One way to do this is to include in your team coaching package or proposal a personality profile component.
This is not about judging or making any member of the team wrong. Rather it is to have them understand and appreciate how they and the other members of the team best behave and operate so they can work together more harmoniously and take advantages of their differences.
There are literally hundreds of such profiles to choose from - DISC, Myers Briggs, Kolbe etc., and you may already have a favourite. If not, hunt around to find one out that is easy to interpret and understand and gives useful results. Becoming a certified affiliate of a profiling system can be an extra income stream for the team building coach.
The profile results will enable you to help businesses and other organisations create teams with the right people in the right roles for optimum effectiveness. I think it's important to get every member of the team to take the profile, including the team leader!
In personal coaching, a carefully chosen profile can also help members of a family understand each other better and be less judgemental of themselves and each other.
So often in a company team situation, management decides on the goal and the team is expected to fall into line to achieve it. And so often this doesn't work out well. This because it can be an "imposed" goal rather than one each member of the team relates to as their own..

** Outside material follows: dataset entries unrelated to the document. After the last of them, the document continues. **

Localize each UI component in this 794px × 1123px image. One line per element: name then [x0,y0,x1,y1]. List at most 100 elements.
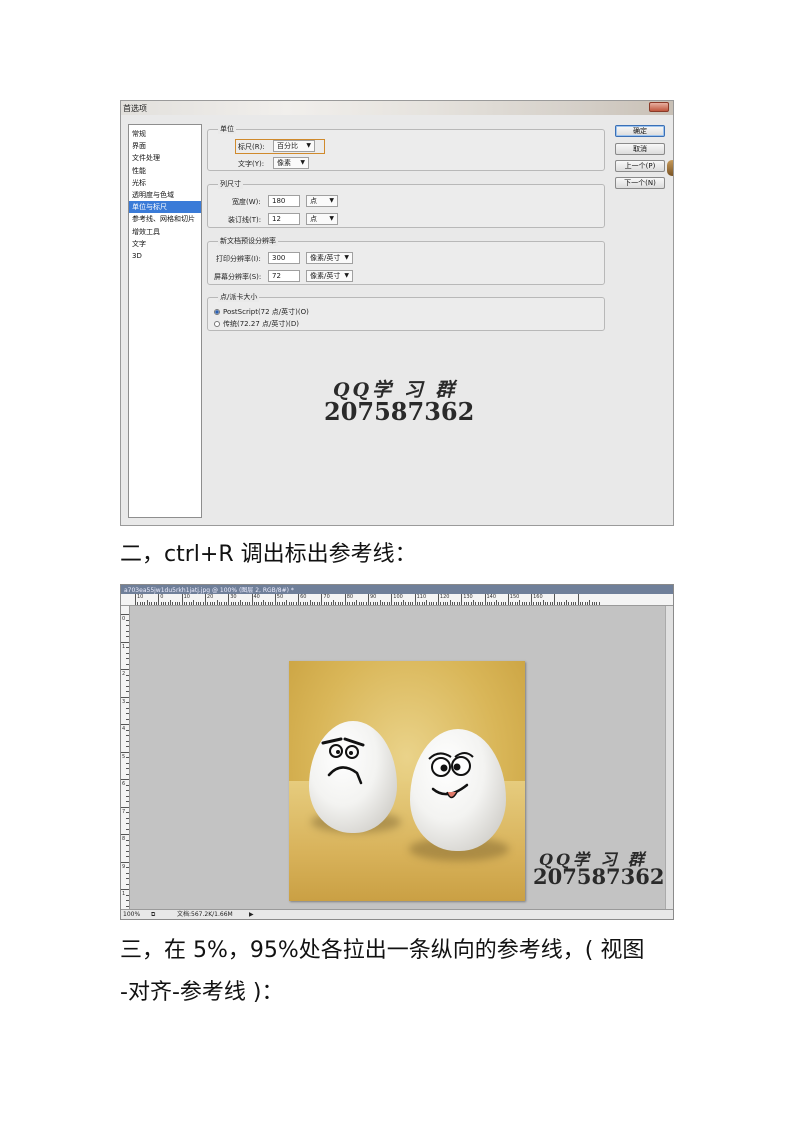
ruler-tick [428,602,430,605]
next-button[interactable]: 下一个(N) [615,177,665,189]
ruler-label: 70 [323,594,330,600]
ruler-unit-select[interactable]: 百分比 ▼ [273,140,315,152]
category-item-guides-grid[interactable]: 参考线、网格和切片 [129,213,201,225]
status-icon[interactable]: ⧉ [151,910,155,919]
previous-button[interactable]: 上一个(P) [615,160,665,172]
ruler-tick [514,602,516,605]
ruler-tick [126,680,129,681]
ruler-tick [505,602,507,605]
ruler-tick [126,867,129,868]
ruler-tick [580,602,582,605]
ruler-tick [587,602,589,605]
ruler-tick [547,602,549,605]
ruler-tick [554,594,556,605]
dialog-title: 首选项 [123,104,147,113]
print-resolution-input[interactable]: 300 [268,252,300,264]
ruler-tick [126,817,129,819]
ruler-tick [398,602,400,605]
horizontal-ruler[interactable]: 10 0 10 20 30 40 50 60 70 80 90 100 110 120 130 140 150 1… [121,594,673,606]
document-info: 文档:567.2K/1.66M [177,911,233,918]
ruler-tick [260,602,262,605]
ruler-tick [491,602,493,605]
ruler-tick [235,602,237,605]
ruler-tick [409,602,411,605]
ruler-tick [575,602,577,605]
type-label: 文字(Y): [238,160,265,168]
document-tab[interactable]: a703ea55jw1du5rkh1jatj.jpg @ 100% (图层 2,… [121,585,673,594]
ruler-tick [300,602,302,605]
zoom-level[interactable]: 100% [123,910,140,919]
column-width-unit-select[interactable]: 点 ▼ [306,195,338,207]
ruler-tick [400,602,402,605]
ruler-tick [368,594,369,605]
ruler-tick [126,713,129,714]
ruler-tick [209,602,211,605]
screen-resolution-unit-select[interactable]: 像素/英寸 ▼ [306,270,353,282]
ruler-tick [542,600,544,605]
ruler-tick [328,602,330,605]
ruler-label: 120 [439,594,450,600]
category-item-3d[interactable]: 3D [129,250,201,262]
print-resolution-unit-select[interactable]: 像素/英寸 ▼ [306,252,353,264]
ruler-tick [447,602,449,605]
vertical-scrollbar[interactable] [665,606,673,911]
ruler-tick [251,594,253,605]
ruler-tick [263,600,265,605]
ruler-tick [258,602,260,605]
traditional-radio[interactable]: 传统(72.27 点/英寸)(D) [214,319,299,329]
gutter-label: 装订线(T): [228,216,262,224]
category-item-units-rulers[interactable]: 单位与标尺 [129,201,201,214]
ruler-tick [419,602,421,605]
ruler-tick [414,594,416,605]
ruler-tick [126,872,129,874]
ruler-tick [482,602,484,605]
ruler-tick [126,718,129,720]
ruler-tick [291,602,293,605]
ruler-label: 10 [137,594,144,600]
ruler-tick [437,594,439,605]
ruler-label: 7 [122,808,126,815]
category-item-file-handling[interactable]: 文件处理 [129,152,201,164]
gutter-input[interactable]: 12 [268,213,300,225]
type-unit-value: 像素 [277,159,291,167]
close-icon[interactable] [649,102,669,112]
ruler-label: 5 [122,753,126,760]
ruler-tick [126,784,129,786]
category-item-transparency[interactable]: 透明度与色域 [129,189,201,201]
category-item-type[interactable]: 文字 [129,238,201,250]
ruler-tick [126,768,129,769]
category-item-plugins[interactable]: 增效工具 [129,226,201,238]
category-item-performance[interactable]: 性能 [129,165,201,177]
category-list: 常规 界面 文件处理 性能 光标 透明度与色域 单位与标尺 参考线、网格和切片 … [128,124,202,518]
vertical-ruler[interactable]: 0 1 2 3 4 5 6 7 8 9 1 [121,606,130,911]
screen-resolution-input[interactable]: 72 [268,270,300,282]
play-icon[interactable]: ▶ [249,910,254,919]
radio-unchecked-icon [214,321,220,327]
column-width-input[interactable]: 180 [268,195,300,207]
ruler-tick [465,602,467,605]
postscript-radio[interactable]: PostScript(72 点/英寸)(O) [214,307,309,317]
ruler-tick [598,602,600,605]
ruler-tick [126,828,129,830]
screen-resolution-unit: 像素/英寸 [310,272,341,280]
type-unit-select[interactable]: 像素 ▼ [273,157,309,169]
category-item-interface[interactable]: 界面 [129,140,201,152]
ruler-tick [223,602,225,605]
ok-button[interactable]: 确定 [615,125,665,137]
chevron-down-icon: ▼ [306,142,311,149]
category-item-general[interactable]: 常规 [129,128,201,140]
gutter-unit-select[interactable]: 点 ▼ [306,213,338,225]
ruler-tick [126,619,129,621]
ruler-tick [126,839,129,841]
ruler-tick [126,625,129,626]
ruler-label: 1 [122,891,126,897]
ruler-tick [244,602,246,605]
ruler-tick [121,724,129,725]
ruler-label: 140 [486,594,497,600]
category-item-cursors[interactable]: 光标 [129,177,201,189]
caption-step-2: 二，ctrl+R 调出标出参考线： [120,542,417,567]
ruler-label: 90 [370,594,377,600]
cancel-button[interactable]: 取消 [615,143,665,155]
ruler-tick [126,674,129,676]
column-width-unit: 点 [310,197,317,205]
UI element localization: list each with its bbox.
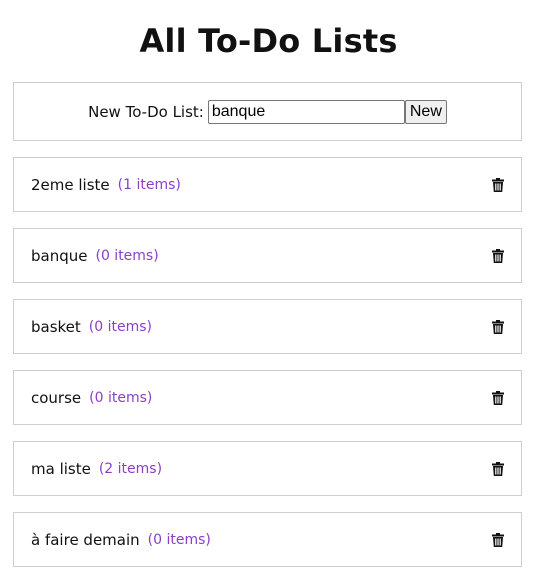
trash-icon[interactable] (492, 248, 504, 263)
list-name[interactable]: ma liste (31, 460, 91, 478)
new-list-label: New To-Do List: (88, 102, 204, 121)
list-item-count: (0 items) (89, 389, 153, 406)
list-name[interactable]: à faire demain (31, 531, 140, 549)
list-name[interactable]: course (31, 389, 81, 407)
list-name[interactable]: 2eme liste (31, 176, 110, 194)
new-list-button[interactable]: New (404, 99, 447, 124)
new-list-input[interactable] (207, 99, 405, 124)
list-item-count: (2 items) (98, 460, 163, 477)
list-item-count: (0 items) (147, 531, 211, 548)
list-item[interactable]: à faire demain (0 items) (13, 512, 522, 567)
list-name[interactable]: banque (31, 247, 87, 265)
list-item-count: (0 items) (95, 247, 159, 264)
trash-icon[interactable] (492, 319, 504, 334)
list-item[interactable]: 2eme liste (1 items) (13, 157, 522, 212)
list-item-count: (0 items) (88, 318, 153, 335)
trash-icon[interactable] (492, 461, 504, 476)
trash-icon[interactable] (492, 177, 504, 192)
list-item-count: (1 items) (117, 176, 181, 193)
list-item[interactable]: ma liste (2 items) (13, 441, 522, 496)
list-item[interactable]: course (0 items) (13, 370, 522, 425)
list-item[interactable]: banque (0 items) (13, 228, 522, 283)
trash-icon[interactable] (492, 532, 504, 547)
page-title: All To-Do Lists (139, 22, 398, 60)
list-name[interactable]: basket (31, 318, 81, 336)
trash-icon[interactable] (492, 390, 504, 405)
new-list-form: New To-Do List: New (13, 82, 522, 141)
list-item[interactable]: basket (0 items) (13, 299, 522, 354)
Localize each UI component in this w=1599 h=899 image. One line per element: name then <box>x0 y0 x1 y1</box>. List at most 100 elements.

Even if just one member of the team is not committed to the imposed goal and can't see any personal benefit, it can sabotage the success of the goal.
The best team building tip I know make these imposed team goals work is to coach each member of the team through the process of "owning" the goal. That is, they to identify and acknowledge what their personal benefit will be in achieving.
It's recognising and acknowledging this benefit that will be their motivation to work with the team on the goal with enthusiasm rather than possibly apathy, boredom and resignation.
You’ll find lots more information on setting and facilitating team and group goals in my book Be Your Own Goals Coach. You'll find it is a great goal setting template for coaches working with any individual or team.
I hope this information about life coaching and team building has been of value to use when working with teams yourself or clients who may want guidance in creating their own best team.
Some life coaching schools offer add-on courses that specifically focus on working with teams. I would recommend you invest in one of these before you attempt working with a team or even so you can pass the skills needed on to an executive coaching client.